NADIR VAI AO INFERNO
Assim que almoçou uma suculenta feijoada, Nadir foi fazer a sua sesta costumeira. Nem bem cochilara, ouviu como um bater de asas em algum canto da casa. Abrindo inteiramente os olhos, viu diante de si um ser resplandecente e todo de preto, o qual lhe sorria discretamente ao mesmo tempo em que recolhia suas asas. De um pulo ela ergueu-se de olhos arregalados do sofá e se pôs de joelhos diante daquela majestosa criatura. Esta, tomando-lhe pelas mãos assoprou-lhe brandamente no rosto um hálito quente que a fez levantar como uma corça quando sente a presença de seu predador.

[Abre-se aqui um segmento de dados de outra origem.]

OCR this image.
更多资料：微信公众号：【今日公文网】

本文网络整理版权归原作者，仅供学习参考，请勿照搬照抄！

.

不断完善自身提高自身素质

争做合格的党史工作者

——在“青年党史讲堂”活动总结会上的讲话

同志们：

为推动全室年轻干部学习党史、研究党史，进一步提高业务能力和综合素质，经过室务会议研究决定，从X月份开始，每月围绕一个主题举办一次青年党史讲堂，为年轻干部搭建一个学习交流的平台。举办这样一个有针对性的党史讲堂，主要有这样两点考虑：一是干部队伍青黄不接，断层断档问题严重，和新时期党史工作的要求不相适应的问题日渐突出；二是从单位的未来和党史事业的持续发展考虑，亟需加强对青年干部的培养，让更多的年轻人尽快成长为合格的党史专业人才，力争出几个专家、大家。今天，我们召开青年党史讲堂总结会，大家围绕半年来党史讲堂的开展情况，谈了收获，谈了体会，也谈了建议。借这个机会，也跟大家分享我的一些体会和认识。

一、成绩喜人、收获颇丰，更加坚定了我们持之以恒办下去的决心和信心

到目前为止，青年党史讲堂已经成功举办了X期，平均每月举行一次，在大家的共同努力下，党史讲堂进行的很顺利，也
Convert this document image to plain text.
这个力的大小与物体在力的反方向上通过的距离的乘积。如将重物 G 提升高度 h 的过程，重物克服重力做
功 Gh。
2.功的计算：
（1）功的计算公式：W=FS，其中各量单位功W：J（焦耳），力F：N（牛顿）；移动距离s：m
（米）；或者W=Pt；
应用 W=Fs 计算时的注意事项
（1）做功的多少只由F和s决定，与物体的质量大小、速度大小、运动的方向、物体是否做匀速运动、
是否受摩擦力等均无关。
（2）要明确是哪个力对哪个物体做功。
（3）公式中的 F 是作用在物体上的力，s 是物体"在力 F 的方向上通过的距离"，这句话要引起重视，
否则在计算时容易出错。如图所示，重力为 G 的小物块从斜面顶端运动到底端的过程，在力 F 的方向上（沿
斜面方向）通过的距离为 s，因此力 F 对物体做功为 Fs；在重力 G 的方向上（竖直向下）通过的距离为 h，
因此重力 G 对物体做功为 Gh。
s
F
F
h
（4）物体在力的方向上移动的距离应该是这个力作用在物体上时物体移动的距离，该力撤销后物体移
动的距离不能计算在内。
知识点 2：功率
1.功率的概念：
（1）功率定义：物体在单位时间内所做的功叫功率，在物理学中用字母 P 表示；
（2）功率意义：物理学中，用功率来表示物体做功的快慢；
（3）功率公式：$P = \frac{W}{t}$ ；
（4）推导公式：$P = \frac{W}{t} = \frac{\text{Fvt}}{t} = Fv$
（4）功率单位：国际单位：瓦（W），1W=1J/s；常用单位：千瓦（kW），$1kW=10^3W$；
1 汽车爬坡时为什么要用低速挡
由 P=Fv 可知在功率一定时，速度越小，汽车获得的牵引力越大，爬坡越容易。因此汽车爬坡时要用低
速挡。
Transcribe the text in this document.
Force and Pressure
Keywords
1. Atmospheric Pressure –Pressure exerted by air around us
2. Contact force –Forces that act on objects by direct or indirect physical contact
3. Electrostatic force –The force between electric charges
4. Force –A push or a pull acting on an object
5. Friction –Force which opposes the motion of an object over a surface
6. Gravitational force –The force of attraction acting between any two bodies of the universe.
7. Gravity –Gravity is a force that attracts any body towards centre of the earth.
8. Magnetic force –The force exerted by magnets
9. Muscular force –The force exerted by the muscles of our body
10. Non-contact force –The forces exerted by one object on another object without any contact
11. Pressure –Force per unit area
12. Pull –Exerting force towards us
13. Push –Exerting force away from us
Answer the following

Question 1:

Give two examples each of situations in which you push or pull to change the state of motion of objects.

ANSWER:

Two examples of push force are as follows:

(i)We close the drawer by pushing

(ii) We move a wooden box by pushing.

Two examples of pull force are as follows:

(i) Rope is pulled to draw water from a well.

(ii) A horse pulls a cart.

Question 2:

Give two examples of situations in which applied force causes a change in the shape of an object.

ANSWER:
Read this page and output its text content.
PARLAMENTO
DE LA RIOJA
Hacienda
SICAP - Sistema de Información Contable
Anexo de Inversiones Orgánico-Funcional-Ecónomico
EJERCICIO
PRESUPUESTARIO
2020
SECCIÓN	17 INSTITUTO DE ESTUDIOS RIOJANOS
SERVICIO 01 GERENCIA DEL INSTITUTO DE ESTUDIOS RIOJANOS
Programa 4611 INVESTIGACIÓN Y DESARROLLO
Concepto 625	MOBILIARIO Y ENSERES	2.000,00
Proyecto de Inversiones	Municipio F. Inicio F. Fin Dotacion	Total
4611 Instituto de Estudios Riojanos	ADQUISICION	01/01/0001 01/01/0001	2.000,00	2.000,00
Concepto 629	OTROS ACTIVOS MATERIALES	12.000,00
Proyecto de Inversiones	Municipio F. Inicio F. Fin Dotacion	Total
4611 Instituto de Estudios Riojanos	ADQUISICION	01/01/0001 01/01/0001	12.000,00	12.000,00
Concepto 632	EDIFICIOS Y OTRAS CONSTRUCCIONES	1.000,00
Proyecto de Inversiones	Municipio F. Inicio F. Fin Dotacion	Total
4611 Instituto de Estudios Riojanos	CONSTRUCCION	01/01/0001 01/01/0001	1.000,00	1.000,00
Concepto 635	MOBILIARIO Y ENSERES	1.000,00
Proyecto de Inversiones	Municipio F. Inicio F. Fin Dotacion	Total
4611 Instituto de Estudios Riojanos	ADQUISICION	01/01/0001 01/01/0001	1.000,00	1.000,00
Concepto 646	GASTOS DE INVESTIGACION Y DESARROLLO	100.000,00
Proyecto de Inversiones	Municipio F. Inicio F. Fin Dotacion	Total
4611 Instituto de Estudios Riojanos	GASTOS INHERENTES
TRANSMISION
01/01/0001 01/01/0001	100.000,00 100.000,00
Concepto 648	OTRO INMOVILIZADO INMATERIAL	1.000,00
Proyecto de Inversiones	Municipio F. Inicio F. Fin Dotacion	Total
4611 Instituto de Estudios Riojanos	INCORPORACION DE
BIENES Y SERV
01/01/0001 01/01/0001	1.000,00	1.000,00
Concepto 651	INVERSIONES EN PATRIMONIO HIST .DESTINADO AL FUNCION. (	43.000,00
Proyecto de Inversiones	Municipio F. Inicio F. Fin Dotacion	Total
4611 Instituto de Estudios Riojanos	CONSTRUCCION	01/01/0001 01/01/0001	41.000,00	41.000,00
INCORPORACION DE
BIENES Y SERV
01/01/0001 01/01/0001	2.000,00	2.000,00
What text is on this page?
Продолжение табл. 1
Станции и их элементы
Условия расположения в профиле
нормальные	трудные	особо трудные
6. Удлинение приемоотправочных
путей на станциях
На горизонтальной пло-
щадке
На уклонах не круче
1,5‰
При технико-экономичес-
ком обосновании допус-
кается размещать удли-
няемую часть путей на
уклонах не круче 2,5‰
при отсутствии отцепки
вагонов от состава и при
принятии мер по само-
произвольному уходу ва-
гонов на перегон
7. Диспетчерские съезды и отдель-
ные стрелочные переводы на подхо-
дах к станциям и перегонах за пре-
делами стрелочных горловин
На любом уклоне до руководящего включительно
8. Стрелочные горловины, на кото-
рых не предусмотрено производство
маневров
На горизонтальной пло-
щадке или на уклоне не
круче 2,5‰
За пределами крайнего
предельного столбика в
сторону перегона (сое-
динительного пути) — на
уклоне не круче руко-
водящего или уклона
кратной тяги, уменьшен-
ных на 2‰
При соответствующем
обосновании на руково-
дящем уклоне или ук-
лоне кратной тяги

— Sossegai teu coração e abrandai teu espírito agitado, minha boa serva! Foste escolhida para testemunhar os mistérios até agora desconhecidos dos mortais. Acompanhar-me-ás aos subterrâneos do inferno, onde verás com teus próprios olhos as almas perdidas, as quais, por suas vidas dissolutas na terra, padecem ali as mais atrozes torturas.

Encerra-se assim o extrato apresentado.